Cemil Çiçek alınmasın ama onunki TBMM’nin temsili başkanlığından ibaret. Recep Tayyip Erdoğan’ınki ise bir “yasama reisliği”. Onun istediği kanun çıkar, istemediği çıkmaz, bu kadar basit ve bu nedenle de yasama organının da başı sayılır.
Dün gazetelere bakarken gördüm ki bu sıfatlarına bir de “yargı başkanlığı” eklenmiş!
Tabii sıfatları Anayasa Mahkemesi Başkanı, Yargıtay Başkanı, Danıştay Başkanı, Sayıştay Başkanı olan kişiler var, bu saygın görevleri yürütüyorlar ama Erdoğan’ınki sanki daha gerçek bir başkanlıkmış gibi.
Bakın ne diyor: “BDP’liler kendilerine çok daha rahat yer arıyorlarsa Kandil’e gitsinler.

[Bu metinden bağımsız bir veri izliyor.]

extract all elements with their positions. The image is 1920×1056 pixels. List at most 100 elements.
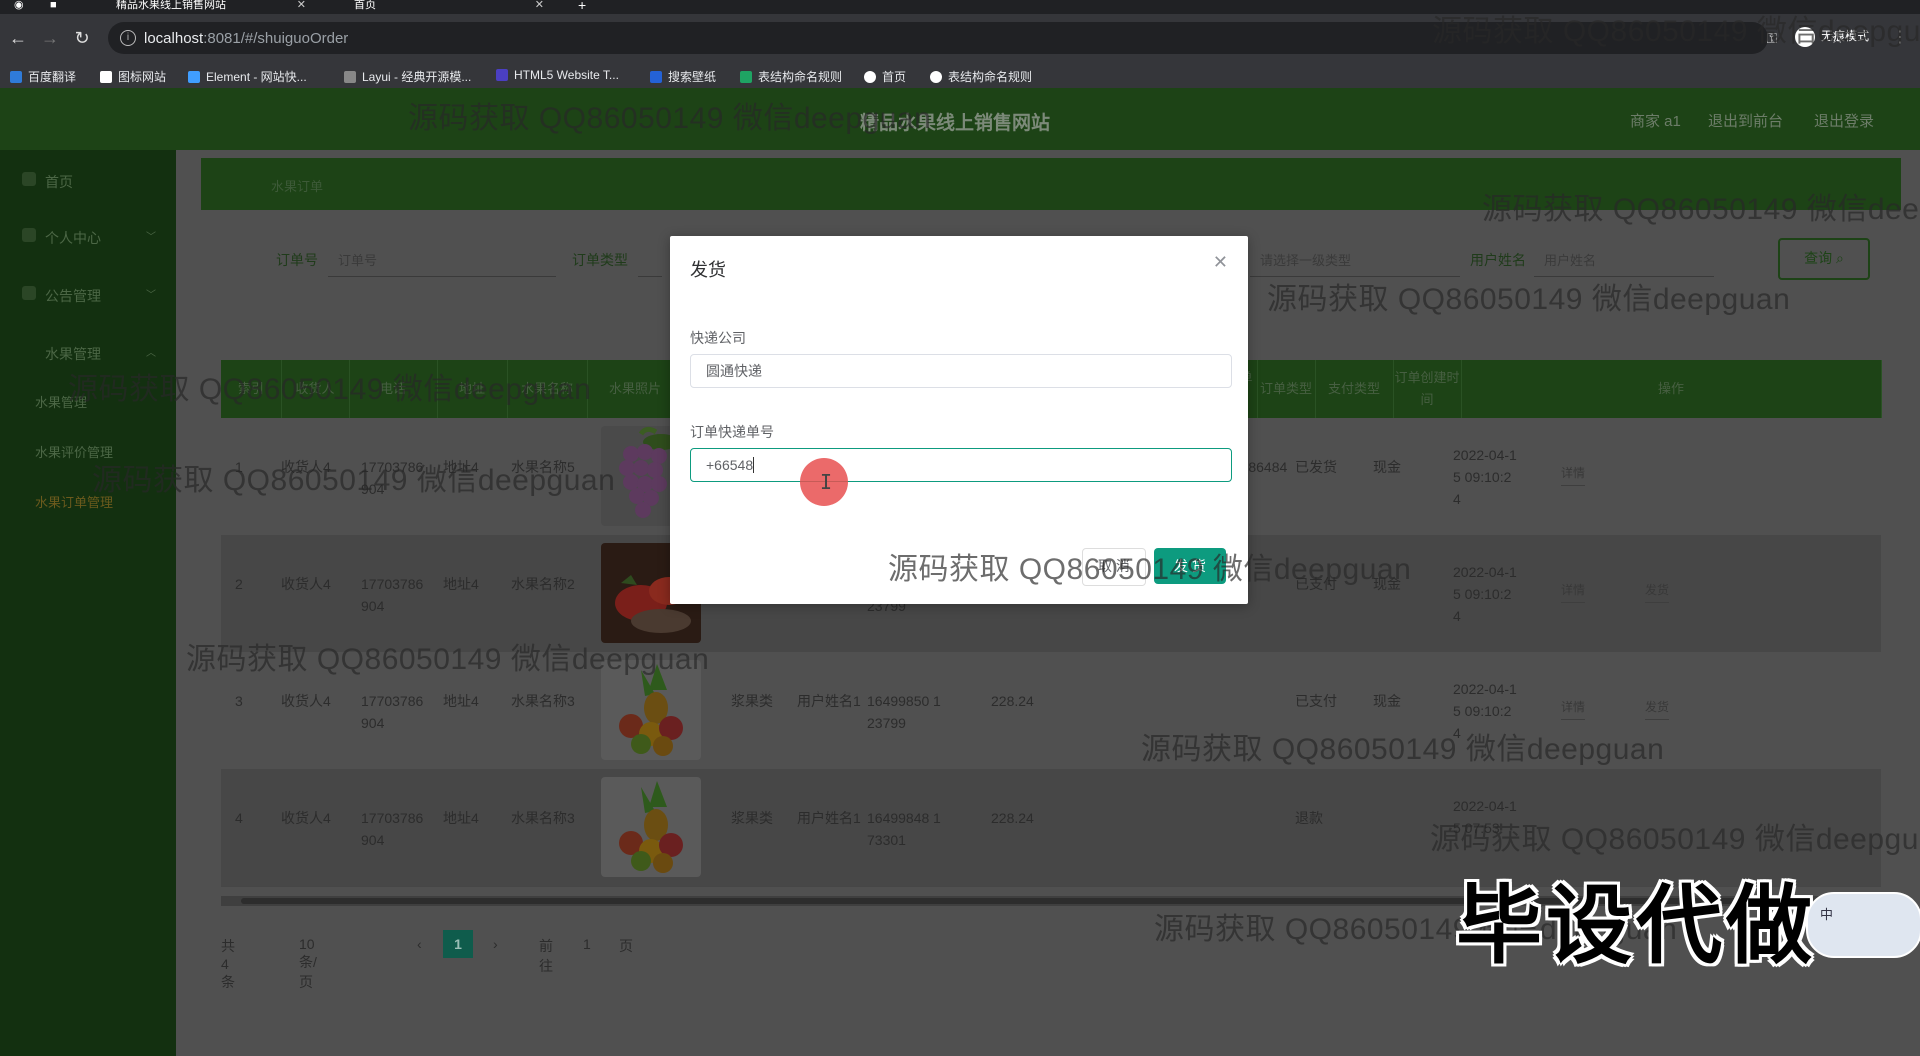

Yargıya zaten gerekenleri söyledik, gereğini yapıyor!”
BDP’lilerin dokunulmazlıklarını TBMM’de kaldırmaya hazırlanıyor biliyoruz ama yargı ile görüşüp, “gerekenleri” söylemesinin ardından, yargının da “gereğini yapması” Erdoğan’ın gücünün yeni bir aşaması!
Yasama onda, yürütme onda, yargı onda!
Sadece merak ettiğim şu: “Yargıya gerekenleri söyledik, gereğini yapıyor” dediği kimler acaba?
HSYK mı, yüksek yargı organlarının başındaki yargıçlar mı, yoksa Ankara’daki “mutemet” bir savcı mı?
Başbakan’dan emir alıp gereğini yapmak için harekete geçen “bağımsız yargı” üyesi kim?
Harekete geçen savcıyı kim tutar!
BUGÜN “adalet sistemimize takmış gibi” oldum ama kimse kusura bakmasın, bunun sorumlusu ben değilim.
Dün gazetelerde bir haber okudum, gülmekten yere düşecektim!
Haber şu: Ankara Cumhuriyet Başsavcılığı, hâkim ve savcılar için yapılan sınavın kopya şüphesi ile iptal edilmesi üzerine harekete geçmiş!
Gerçi olayın ortaya çıkmasının üzerinden dört ay geçmiş, ÖSYM’den beklenen belgeler gelmemiş, daha ortada ifadesi alınan herhangi bir kişi bile yokmuş ama “hareket” başlamış!
Biliyorsunuz aynı savcılık, KPSS sorularını çalıp, dağıtan çeteyi de iki yılı geçkin bir zamandır takip ediyor!
Sınavda kopya çektiğinden kuşkulanılanların hepsinin ifadelerinin alınması bile tamamlanmış değil.
Gazetelerin “Savcılık harekete geçti” sözü bir tür “zahiri hareket”i tanımlıyor olmalı. Kuantum fiziği ile açıklanabilir mi, ben bilmem İsmet bilir.
Bakalım bu “devinimin” sonu nereye varacak? Merakla bekleyeceğim.